After ordering Jules Maes' signature chicken-fried steak -- a crispy beauty that walks the tender line between hand-cut steak and hand-ground hamburger, with fennel-kissed gravy, garlic-spiked mashed potatoes and the freshest green beans I’ve eaten in a dusty Old Westy bar -- I reached for a literary gun.
"Dorothy Allison says you're wrong," I chided my dining companion. I wielded an essay the novelist wrote for The New York Times Magazine.
People call it country-fried steak, but Mama always called it cube steak. She began with odd, indented slabs of cheap meat carried home from the diner where she was on her feet all day. My sisters and I would pound the “steak” while she rested. The little round mouth of the Coke bottle thudded into the meat over and over until each piece was not only dimpled but flattened out half again as wide as it had been. By the time Mama stopped us, the steaks would be tenderized almost to pieces. Then she would shoo us out of the way, make up the biscuits and sift some of the flour onto a plate. Dredged in flour, the steaks went into a hot cast-iron skillet with a good covering of bacon fat. So long as we set the table and were useful, we were allowed to watch Mama cook the steaks and then set them aside on a brown paper bag. ... Mama made magic with cheap meat, flour and determination — hiding from us how desperate things might be. She did such a good job of it that we came to believe cube steak a luxury, better than the rare T-bone our uncles might bring around as a surprise.
I knew my dining companion digs Dorothy Allison; I read her dog-eared copy of "Bastard Out of Carolina." I'd hoped The Times' imprimatur would sway my dining companion's chicken-fried thinking. Nothing doing. I told her that Dorothy Allison lives in our old San Francisco neighborhood. Nothing doing.
"I'm sure you didn't eat like this at the Belle Meade Country Club," I said, "but for a lot of people, chicken-fried steak is good eating."
My chicken-fried steak arrived. I chewed on Dorothy Allison's words:
My son, Wolf, was born when I was past 40 and the author of a best-selling novel. That means he has grown up a middle-class child — one who sometimes asks me for stories of my childhood but knows nothing of what it means to grow up poor and afraid. I have worked to make sure of that. His favorite foods are all dishes I never even knew existed until I was a voting adult: spinach soufflés, steamed mussels and sautéed brussels sprouts. He has almost never eaten an egg yolk and never took an interest in gravy ... more often, I do what I know. I roast a chicken or pan-fry a steak and make pan gravy to go with it. Sometimes my boy comes to watch me cook. I watch him. He is getting so tall, now four inches taller than I and growing fast, while the world looms ever larger and more uncertain. I try not to worry. I try to make him feel he is home and safe and will always be so, no matter what comes to the door.
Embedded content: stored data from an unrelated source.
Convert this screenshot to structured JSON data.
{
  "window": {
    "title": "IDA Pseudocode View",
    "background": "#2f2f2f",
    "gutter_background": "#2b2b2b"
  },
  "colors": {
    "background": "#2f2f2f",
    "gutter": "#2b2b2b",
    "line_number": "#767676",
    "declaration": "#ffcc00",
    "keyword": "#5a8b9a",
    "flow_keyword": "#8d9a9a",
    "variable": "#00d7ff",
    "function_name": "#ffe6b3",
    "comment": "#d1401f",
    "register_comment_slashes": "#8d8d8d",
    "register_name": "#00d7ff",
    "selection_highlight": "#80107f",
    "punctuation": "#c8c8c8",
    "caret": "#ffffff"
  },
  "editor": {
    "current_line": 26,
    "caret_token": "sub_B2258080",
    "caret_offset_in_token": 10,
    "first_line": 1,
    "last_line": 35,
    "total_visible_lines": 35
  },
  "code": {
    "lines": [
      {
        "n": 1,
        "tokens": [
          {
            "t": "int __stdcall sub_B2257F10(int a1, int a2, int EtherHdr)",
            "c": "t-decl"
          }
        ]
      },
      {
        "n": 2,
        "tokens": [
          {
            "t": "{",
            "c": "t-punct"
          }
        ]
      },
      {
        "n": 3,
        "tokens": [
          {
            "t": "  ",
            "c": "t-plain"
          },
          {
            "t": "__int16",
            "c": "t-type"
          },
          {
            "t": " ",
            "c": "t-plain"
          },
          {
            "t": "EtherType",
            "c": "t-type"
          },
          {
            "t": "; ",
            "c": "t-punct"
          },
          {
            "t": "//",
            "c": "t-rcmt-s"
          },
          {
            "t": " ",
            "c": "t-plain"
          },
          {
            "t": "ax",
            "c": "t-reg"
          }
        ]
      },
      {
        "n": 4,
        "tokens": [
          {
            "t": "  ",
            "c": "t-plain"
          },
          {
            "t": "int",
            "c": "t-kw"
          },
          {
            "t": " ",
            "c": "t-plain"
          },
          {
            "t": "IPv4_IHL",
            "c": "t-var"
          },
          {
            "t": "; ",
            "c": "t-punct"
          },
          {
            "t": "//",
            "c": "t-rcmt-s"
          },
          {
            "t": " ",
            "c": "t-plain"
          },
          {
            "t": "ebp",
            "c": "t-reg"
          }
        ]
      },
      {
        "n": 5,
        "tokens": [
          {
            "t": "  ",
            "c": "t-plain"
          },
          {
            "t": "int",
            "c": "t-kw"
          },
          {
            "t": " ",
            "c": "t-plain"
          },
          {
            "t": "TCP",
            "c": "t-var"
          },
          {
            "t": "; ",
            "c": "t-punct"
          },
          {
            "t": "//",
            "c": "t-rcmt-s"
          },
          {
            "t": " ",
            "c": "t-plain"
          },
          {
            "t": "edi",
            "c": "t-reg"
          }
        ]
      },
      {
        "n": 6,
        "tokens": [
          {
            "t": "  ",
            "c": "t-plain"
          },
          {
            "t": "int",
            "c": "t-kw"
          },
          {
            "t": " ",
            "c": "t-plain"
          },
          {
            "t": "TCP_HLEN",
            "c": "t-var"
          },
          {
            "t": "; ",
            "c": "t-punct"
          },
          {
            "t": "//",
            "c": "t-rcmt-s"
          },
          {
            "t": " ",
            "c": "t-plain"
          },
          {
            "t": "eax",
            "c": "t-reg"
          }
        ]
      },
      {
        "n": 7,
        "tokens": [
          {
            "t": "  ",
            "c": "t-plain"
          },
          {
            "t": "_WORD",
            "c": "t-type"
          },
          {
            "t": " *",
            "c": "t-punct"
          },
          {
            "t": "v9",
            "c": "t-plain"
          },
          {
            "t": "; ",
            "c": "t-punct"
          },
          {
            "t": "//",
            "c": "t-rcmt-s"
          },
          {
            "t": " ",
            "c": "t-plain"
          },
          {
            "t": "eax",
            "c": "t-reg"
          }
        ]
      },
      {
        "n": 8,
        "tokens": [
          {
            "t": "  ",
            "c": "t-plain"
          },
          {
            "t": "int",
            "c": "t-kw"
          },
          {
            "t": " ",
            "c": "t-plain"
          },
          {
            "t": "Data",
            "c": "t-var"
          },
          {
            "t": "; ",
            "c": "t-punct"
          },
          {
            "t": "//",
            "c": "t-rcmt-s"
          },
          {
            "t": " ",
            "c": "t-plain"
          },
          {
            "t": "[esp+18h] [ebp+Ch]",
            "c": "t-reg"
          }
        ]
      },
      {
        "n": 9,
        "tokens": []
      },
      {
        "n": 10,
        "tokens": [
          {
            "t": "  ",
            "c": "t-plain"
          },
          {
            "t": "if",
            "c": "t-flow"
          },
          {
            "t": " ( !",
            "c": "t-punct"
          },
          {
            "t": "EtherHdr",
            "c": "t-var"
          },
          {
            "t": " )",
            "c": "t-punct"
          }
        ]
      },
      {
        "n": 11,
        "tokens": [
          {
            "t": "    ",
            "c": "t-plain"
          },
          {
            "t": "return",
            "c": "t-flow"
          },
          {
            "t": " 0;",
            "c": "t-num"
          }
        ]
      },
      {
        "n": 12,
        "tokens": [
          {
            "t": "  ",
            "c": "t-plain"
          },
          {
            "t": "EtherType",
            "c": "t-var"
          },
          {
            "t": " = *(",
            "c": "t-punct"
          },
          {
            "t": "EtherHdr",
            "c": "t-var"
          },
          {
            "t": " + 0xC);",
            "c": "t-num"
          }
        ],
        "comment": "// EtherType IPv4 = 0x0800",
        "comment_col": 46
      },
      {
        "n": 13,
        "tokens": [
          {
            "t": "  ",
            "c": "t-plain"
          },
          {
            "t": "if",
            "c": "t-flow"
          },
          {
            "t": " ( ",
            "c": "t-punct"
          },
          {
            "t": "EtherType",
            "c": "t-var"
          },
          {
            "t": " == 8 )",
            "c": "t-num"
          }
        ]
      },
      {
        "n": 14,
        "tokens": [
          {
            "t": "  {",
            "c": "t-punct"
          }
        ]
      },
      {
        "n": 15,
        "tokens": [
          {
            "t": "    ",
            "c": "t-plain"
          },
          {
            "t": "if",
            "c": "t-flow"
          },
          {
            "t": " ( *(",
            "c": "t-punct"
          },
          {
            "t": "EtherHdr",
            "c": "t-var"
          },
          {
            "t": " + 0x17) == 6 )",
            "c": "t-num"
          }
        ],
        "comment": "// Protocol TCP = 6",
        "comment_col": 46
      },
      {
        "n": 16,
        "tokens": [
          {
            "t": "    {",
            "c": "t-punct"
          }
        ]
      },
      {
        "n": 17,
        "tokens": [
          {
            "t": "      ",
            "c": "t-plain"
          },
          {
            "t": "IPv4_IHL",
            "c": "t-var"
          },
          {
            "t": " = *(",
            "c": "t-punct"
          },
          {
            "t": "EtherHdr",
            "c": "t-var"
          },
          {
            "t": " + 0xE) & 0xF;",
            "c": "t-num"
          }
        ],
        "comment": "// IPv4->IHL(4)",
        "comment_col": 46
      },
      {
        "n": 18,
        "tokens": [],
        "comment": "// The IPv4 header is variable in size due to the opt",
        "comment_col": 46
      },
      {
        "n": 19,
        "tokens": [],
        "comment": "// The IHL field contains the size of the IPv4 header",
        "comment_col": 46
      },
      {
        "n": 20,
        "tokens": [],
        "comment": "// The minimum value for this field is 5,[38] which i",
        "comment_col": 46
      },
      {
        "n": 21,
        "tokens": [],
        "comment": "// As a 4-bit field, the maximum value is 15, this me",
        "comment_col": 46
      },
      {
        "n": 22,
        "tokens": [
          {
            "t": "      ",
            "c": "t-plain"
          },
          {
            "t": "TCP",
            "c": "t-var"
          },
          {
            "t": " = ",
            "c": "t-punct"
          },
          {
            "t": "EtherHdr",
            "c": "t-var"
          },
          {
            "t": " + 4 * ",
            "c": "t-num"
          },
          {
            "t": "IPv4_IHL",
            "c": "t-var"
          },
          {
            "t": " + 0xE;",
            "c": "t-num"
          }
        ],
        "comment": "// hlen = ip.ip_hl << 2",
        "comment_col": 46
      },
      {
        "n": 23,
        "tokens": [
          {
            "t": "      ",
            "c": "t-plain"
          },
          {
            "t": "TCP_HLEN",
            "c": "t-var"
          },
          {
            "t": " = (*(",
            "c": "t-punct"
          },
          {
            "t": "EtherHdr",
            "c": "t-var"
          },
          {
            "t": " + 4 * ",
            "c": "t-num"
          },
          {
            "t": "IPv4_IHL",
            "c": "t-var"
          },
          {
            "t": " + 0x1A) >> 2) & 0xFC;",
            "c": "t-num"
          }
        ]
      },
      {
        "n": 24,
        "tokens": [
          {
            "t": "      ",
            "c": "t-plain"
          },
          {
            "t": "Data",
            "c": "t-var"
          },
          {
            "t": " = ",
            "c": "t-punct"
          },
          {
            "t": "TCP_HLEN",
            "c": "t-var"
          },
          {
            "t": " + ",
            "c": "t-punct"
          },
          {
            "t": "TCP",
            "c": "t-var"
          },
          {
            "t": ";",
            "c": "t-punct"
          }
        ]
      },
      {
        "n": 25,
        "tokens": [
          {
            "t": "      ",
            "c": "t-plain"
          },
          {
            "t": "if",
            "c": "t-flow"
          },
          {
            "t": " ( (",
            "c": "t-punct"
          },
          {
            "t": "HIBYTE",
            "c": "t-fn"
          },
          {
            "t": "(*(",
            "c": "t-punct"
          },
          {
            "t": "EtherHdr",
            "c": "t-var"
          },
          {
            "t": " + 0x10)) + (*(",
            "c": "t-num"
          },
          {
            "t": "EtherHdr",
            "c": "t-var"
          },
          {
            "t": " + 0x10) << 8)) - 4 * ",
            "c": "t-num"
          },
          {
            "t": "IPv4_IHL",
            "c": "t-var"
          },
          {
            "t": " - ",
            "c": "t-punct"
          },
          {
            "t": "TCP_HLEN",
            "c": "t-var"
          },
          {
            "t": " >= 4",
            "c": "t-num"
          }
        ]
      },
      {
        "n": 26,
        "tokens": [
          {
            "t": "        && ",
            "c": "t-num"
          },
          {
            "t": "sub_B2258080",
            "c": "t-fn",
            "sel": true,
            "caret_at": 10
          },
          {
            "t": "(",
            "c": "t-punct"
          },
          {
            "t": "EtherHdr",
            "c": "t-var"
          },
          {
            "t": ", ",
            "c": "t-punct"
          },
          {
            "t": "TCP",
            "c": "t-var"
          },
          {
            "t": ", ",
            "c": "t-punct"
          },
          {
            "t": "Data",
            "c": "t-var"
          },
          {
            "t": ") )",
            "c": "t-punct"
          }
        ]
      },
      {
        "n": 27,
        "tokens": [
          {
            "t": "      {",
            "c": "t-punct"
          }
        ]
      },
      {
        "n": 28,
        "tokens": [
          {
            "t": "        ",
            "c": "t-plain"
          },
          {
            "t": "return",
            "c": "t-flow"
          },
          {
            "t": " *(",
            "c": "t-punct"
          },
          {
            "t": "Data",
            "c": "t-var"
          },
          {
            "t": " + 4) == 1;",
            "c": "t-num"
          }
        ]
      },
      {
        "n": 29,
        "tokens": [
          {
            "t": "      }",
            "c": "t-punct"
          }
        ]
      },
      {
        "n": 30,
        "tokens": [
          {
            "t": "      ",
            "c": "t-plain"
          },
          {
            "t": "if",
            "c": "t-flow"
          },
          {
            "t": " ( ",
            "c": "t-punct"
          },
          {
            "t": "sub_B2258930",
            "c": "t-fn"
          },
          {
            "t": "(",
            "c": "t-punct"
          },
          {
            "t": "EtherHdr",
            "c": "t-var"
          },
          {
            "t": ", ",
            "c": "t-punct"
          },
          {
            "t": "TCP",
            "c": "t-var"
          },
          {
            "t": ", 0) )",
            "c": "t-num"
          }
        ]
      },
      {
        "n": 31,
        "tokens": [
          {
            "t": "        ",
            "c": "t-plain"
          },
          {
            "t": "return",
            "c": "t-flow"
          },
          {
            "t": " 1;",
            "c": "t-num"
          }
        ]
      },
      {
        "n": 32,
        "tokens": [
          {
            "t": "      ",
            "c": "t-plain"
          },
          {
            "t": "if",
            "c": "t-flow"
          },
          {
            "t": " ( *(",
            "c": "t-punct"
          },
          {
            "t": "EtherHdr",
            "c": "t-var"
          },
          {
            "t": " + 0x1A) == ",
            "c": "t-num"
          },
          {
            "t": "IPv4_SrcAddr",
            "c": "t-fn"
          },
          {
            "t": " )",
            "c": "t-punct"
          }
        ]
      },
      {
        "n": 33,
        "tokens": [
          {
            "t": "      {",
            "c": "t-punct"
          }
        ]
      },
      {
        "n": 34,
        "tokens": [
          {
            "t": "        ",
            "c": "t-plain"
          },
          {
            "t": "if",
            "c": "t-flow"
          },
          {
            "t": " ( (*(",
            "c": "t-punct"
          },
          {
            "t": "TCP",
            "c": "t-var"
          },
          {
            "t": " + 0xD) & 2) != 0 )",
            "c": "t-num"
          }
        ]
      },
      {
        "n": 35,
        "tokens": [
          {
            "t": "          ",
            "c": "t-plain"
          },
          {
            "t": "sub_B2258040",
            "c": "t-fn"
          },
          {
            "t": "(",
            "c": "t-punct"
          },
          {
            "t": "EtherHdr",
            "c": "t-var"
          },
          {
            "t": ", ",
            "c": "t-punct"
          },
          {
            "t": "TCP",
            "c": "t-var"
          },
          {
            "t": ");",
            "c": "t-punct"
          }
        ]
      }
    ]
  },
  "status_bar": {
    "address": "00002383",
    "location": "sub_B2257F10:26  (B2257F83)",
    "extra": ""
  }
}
The demolition man stands at the door of Rainier Cold Storage. I hope whoever occupies those lofts and offices that will soon replace blue-collar brewing history enjoys chicken-fried steak. Jules Maes makes a mean one. Ask my dining companion: I handed her my fork. On it was a hunk of chicken-fried steak, one of the best around. (The other's here.) She ate it, as I knew she would. She asked for more, as I knew she would. Satisfaction was my riches.